Multi-stakeholder based Emergency Management Exercises (EMEx), in pilot district hospitals, were implemented to transfer knowledge and skills on preparing for well-coordinated response during emergencies. Participants included: hospital staff, ambulance and fire services, police, red-cross and other volunteers, alongside state disaster response force personnel.

Based on a systematic training need assessment conducted by the program, trainers from the department of health, agriculture and disaster management, have been developed to impart further training on various aspects of disaster management. Key focus areas include: promotion of family emergency preparedness by Accredited Social Health Activists (ASHA), Development of District Hospital Emergency Response Plans, mainstreaming DRR in Agriculture and Disaster Management sectors, climate change adaptation and sustainable livelihoods and the role of Panchayati Raj institutions in disaster risk management.
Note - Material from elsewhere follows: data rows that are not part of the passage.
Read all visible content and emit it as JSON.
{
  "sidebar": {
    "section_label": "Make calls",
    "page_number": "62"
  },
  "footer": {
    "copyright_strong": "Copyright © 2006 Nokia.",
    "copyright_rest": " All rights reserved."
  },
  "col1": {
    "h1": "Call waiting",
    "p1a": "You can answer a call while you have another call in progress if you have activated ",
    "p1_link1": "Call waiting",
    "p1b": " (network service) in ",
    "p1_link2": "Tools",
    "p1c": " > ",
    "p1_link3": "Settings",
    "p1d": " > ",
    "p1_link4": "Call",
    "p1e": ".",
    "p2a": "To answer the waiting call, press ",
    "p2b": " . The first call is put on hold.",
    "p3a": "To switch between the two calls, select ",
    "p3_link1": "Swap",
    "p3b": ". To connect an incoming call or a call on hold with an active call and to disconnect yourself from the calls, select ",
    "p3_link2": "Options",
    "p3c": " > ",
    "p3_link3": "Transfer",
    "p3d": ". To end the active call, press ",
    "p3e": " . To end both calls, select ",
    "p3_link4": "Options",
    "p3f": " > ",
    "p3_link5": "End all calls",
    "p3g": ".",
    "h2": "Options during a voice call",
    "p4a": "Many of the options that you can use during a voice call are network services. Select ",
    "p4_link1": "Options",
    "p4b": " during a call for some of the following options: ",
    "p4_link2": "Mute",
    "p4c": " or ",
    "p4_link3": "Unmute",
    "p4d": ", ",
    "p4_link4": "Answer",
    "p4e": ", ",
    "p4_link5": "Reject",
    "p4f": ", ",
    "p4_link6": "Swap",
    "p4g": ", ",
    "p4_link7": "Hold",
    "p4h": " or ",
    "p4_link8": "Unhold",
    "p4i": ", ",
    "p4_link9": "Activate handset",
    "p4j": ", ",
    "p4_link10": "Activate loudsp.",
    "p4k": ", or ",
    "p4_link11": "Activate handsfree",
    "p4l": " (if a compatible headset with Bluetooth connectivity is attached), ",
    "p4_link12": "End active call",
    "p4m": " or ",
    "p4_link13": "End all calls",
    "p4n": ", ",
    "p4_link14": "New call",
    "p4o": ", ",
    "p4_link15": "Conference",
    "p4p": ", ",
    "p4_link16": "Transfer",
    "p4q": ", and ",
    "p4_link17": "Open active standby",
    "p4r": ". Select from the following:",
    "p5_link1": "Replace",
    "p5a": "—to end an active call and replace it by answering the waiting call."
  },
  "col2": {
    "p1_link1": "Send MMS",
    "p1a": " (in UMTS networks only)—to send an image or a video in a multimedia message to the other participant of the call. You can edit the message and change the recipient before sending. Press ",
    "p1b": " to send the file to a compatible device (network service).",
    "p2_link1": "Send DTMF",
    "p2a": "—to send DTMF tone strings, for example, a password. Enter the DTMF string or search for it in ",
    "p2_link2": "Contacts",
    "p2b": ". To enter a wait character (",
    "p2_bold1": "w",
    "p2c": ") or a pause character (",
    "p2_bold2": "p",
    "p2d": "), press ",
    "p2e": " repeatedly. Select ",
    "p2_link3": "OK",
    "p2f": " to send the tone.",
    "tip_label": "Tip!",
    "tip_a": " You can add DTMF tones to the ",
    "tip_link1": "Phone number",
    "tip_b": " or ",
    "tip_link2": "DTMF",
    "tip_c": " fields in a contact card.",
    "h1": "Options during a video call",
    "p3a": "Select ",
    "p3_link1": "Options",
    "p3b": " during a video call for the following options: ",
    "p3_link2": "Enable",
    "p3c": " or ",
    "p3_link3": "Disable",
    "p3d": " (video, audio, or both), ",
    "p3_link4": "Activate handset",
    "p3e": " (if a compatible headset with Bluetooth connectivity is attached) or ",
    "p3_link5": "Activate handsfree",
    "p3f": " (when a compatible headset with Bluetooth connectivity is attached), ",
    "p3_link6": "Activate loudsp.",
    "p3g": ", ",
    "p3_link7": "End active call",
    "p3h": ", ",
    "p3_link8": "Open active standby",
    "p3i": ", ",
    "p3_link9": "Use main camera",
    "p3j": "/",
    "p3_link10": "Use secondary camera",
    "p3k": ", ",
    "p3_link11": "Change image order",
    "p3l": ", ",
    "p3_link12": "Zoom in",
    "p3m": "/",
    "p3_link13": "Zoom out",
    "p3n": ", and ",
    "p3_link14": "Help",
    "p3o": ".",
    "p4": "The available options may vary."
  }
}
These activities are estimated to have benefitted 256,000 individuals across 3 districts.

Participants carrying out mock drills at a district hospital in Nalanda

To strengthen emergency response capacity within the state, the Disaster Management department initiated the set-up of a state-of-the-art Emergency Operations Centre (EOC). In the interim, the program assisted the department of disaster management to develop and host SAMBAL - Surakshit Bihar kaLakshya (aiming for a safer Bihar) – a virtual knowledge center to promote knowledge sharing among policy makers and practitioners for implementation of the Bihar DRR Roadmap.
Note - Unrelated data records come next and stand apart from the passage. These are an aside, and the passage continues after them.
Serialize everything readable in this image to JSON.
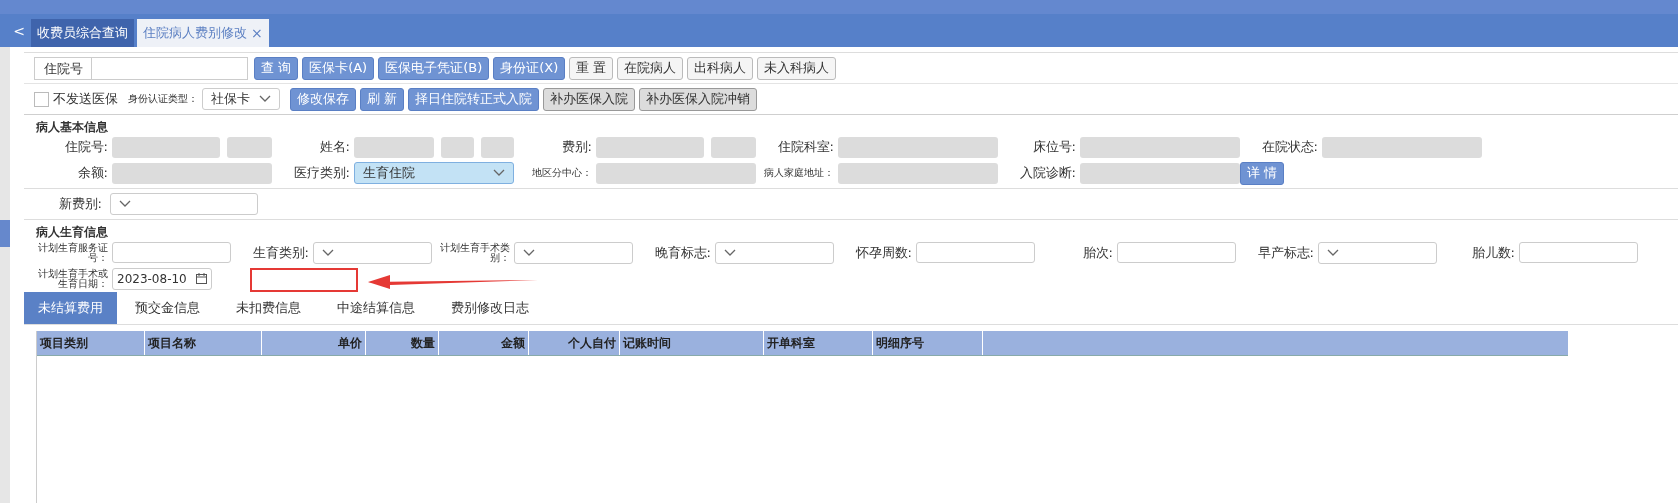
{
  "nav_tabs": [
    {
      "label": "收费员综合查询",
      "selected": false,
      "closable": false
    },
    {
      "label": "住院病人费别修改",
      "selected": true,
      "closable": true
    }
  ],
  "collapse_button": "<",
  "close_glyph": "×",
  "toolbar1": {
    "search": {
      "label": "住院号"
    },
    "buttons": [
      {
        "label": "查 询",
        "kind": "primary"
      },
      {
        "label": "医保卡(A)",
        "kind": "primary"
      },
      {
        "label": "医保电子凭证(B)",
        "kind": "primary"
      },
      {
        "label": "身份证(X)",
        "kind": "primary"
      },
      {
        "label": "重 置",
        "kind": "default"
      },
      {
        "label": "在院病人",
        "kind": "default"
      },
      {
        "label": "出科病人",
        "kind": "default"
      },
      {
        "label": "未入科病人",
        "kind": "default"
      }
    ]
  },
  "toolbar2": {
    "checkbox": {
      "label": "不发送医保",
      "checked": false
    },
    "id_type": {
      "label": "身份认证类型：",
      "value": "社保卡"
    },
    "buttons": [
      {
        "label": "修改保存",
        "kind": "primary"
      },
      {
        "label": "刷 新",
        "kind": "primary"
      },
      {
        "label": "择日住院转正式入院",
        "kind": "primary"
      },
      {
        "label": "补办医保入院",
        "kind": "muted"
      },
      {
        "label": "补办医保入院冲销",
        "kind": "muted"
      }
    ]
  },
  "basic_info": {
    "title": "病人基本信息",
    "fields": [
      {
        "label": "住院号:",
        "kind": "readonly"
      },
      {
        "label": "姓名:",
        "kind": "readonly"
      },
      {
        "label": "费别:",
        "kind": "readonly"
      },
      {
        "label": "住院科室:",
        "kind": "readonly"
      },
      {
        "label": "床位号:",
        "kind": "readonly"
      },
      {
        "label": "在院状态:",
        "kind": "readonly"
      },
      {
        "label": "余额:",
        "kind": "readonly"
      },
      {
        "label": "医疗类别:",
        "kind": "select",
        "value": "生育住院",
        "highlighted": true
      },
      {
        "label": "地区分中心：",
        "kind": "readonly"
      },
      {
        "label": "病人家庭地址：",
        "kind": "readonly"
      },
      {
        "label": "入院诊断:",
        "kind": "readonly"
      },
      {
        "label": "详 情",
        "kind": "button"
      }
    ]
  },
  "new_fee": {
    "label": "新费别:"
  },
  "birth_info": {
    "title": "病人生育信息",
    "fields": [
      {
        "label": "计划生育服务证号：",
        "kind": "input"
      },
      {
        "label": "生育类别:",
        "kind": "select"
      },
      {
        "label": "计划生育手术类别：",
        "kind": "select"
      },
      {
        "label": "晚育标志:",
        "kind": "select"
      },
      {
        "label": "怀孕周数:",
        "kind": "input"
      },
      {
        "label": "胎次:",
        "kind": "input"
      },
      {
        "label": "早产标志:",
        "kind": "select"
      },
      {
        "label": "胎儿数:",
        "kind": "input"
      },
      {
        "label": "计划生育手术或生育日期：",
        "kind": "date",
        "value": "2023-08-10"
      }
    ]
  },
  "detail_tabs": [
    {
      "label": "未结算费用",
      "selected": true
    },
    {
      "label": "预交金信息",
      "selected": false
    },
    {
      "label": "未扣费信息",
      "selected": false
    },
    {
      "label": "中途结算信息",
      "selected": false
    },
    {
      "label": "费别修改日志",
      "selected": false
    }
  ],
  "table": {
    "columns": [
      {
        "label": "项目类别"
      },
      {
        "label": "项目名称"
      },
      {
        "label": "单价"
      },
      {
        "label": "数量"
      },
      {
        "label": "金额"
      },
      {
        "label": "个人自付"
      },
      {
        "label": "记账时间"
      },
      {
        "label": "开单科室"
      },
      {
        "label": "明细序号"
      }
    ]
  }
}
Through experiences and lessons learnt from the initial phase, the program has been expanded beyond the original sectoral focus of health, agriculture and disaster management in Bihar. The program will move towards incorporating private sector players and implementing a selected flagship program for mainstreaming disaster risk management.

The lessons of the first phase of the program have been crucial in developing the current phase that reaches out to additional sectors, stakeholders and geographies within Bihar and in the country as a whole.

With over 58.6 per cent of the Indian landmass prone to earthquakes of moderate to very high intensity, over 40 million hectares (12%) of land is prone to floods and river erosion; and over 5,700 km of its coastline is prone to cyclones and tsunamis. In addition, 68% of its cultivable area is vulnerable to droughts that are further exacerbated due to the changing climate. Bihar has faced similar calamities, with over half of the state prone to earthquakes and floods and a significant part of the south prone to droughts. It is thus hoped that the technical assistance provided by the program would help in strengthening emergency preparedness in Bihar and India as a whole.